I need to contact my H today by email and request certain financial things that I need. He has not contacted me as he thinks I am done with him so is leaving me alone.

I so desperately want to reach out to him and tell him not so much that I still love him (even though I do) but that I still care (because I do). It isn't easy for me to turn off 33 years of feelings in 2 weeks.

I know what he is doing and has done is wrong, I know all that but I honestly don't think he wants to end it with me either and he is just so screwed up tht he doesn't know how too.

Is he still with OW, probably, do I know that no. Will he lie to me, probably yes. I think I just need contact and I need to let him know that I don't hate him. I do hate everything he has done to me, his children, everyone, all the lies/cheating/dishonesty, I hate it all, do I hate him as a man, NO. Is that wrong, probably but that is the way it is for me.

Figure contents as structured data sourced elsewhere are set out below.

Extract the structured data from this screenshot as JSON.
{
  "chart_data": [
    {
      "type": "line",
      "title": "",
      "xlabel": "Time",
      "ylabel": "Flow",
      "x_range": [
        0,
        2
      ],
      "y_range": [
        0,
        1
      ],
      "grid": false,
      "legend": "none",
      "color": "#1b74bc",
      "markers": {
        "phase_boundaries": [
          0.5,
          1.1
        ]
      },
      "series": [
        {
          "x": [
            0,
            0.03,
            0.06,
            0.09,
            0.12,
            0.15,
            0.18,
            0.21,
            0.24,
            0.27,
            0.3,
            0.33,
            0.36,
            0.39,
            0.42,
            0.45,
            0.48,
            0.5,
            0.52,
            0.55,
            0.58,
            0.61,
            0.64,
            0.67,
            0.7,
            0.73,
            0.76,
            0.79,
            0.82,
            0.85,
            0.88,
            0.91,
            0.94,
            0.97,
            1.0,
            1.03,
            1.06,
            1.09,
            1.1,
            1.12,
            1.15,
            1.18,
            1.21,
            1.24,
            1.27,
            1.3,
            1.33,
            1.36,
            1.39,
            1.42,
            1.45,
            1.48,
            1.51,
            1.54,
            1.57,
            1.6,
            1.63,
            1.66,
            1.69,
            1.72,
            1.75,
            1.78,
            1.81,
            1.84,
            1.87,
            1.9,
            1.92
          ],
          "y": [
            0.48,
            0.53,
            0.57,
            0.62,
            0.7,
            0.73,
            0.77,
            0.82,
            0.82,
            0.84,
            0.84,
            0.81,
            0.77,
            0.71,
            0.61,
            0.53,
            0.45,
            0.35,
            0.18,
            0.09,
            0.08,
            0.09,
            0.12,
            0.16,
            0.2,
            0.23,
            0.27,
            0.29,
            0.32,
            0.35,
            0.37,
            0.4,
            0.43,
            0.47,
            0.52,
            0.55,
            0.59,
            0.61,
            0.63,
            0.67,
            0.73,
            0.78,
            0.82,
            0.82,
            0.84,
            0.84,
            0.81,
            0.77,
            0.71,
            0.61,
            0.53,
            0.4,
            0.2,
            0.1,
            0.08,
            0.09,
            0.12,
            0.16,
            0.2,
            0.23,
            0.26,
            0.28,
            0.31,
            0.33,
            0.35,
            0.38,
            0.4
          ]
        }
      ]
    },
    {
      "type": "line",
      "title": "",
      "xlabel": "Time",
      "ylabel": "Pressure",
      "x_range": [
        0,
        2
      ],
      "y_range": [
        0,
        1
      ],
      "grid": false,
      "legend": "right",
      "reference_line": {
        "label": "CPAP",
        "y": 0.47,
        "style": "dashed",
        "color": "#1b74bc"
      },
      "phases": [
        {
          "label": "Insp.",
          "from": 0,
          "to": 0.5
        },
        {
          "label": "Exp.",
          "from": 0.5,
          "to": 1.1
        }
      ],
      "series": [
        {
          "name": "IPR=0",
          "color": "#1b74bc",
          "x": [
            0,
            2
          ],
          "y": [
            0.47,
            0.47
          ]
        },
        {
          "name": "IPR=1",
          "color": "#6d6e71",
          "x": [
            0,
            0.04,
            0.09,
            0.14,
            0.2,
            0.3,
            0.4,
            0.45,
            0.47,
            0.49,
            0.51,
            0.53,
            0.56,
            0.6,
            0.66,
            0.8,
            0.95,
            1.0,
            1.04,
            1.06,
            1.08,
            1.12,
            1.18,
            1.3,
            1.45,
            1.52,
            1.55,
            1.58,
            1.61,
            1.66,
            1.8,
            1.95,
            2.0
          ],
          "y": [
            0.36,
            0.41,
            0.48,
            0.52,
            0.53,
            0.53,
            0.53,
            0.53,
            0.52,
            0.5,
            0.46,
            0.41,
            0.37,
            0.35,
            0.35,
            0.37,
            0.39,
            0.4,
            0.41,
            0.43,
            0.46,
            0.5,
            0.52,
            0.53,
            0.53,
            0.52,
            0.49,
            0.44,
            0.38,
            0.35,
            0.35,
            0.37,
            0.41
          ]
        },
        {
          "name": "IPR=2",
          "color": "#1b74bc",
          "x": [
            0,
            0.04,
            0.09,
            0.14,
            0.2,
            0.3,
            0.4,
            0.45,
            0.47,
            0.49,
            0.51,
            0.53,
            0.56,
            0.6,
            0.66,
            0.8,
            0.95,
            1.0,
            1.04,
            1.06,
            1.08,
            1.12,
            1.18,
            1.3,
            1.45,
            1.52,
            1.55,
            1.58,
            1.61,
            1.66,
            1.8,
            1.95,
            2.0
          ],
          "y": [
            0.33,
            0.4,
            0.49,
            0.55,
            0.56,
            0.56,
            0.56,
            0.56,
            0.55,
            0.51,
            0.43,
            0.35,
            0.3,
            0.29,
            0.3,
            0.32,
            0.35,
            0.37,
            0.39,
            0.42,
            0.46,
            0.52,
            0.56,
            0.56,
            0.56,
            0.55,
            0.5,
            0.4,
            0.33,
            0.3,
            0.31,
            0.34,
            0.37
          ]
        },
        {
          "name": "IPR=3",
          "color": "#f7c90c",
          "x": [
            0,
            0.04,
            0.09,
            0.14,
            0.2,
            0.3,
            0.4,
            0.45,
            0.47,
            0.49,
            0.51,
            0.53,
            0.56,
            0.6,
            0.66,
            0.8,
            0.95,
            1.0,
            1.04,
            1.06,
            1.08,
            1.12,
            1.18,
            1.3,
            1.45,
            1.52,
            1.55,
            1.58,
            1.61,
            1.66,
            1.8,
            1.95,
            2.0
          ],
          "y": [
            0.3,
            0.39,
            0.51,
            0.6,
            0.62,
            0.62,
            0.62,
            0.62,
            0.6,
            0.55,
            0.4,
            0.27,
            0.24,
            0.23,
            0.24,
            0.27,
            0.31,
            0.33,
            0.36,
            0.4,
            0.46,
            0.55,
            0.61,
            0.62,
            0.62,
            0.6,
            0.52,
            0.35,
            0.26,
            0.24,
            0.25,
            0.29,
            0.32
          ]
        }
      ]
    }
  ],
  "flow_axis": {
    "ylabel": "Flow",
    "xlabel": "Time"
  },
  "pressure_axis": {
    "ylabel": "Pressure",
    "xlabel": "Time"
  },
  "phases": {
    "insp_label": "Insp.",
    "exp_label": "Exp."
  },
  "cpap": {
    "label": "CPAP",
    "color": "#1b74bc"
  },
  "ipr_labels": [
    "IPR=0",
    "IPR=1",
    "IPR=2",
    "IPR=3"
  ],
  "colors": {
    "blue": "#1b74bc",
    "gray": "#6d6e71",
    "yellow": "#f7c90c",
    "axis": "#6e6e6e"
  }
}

I am fully going ahead with seperating our lives and maybe that is what is bothering me today, it is becoming too final and I don't think I am ready for that yet, my head yes, my heart no.

Should I say something or just leave it all alone?

thanks


----------



## Eli-Zor (Nov 14, 2010)

Be business professional and keep to the topic, he may ask you how you are ignore that question.
_Posted via Mobile Device_


----------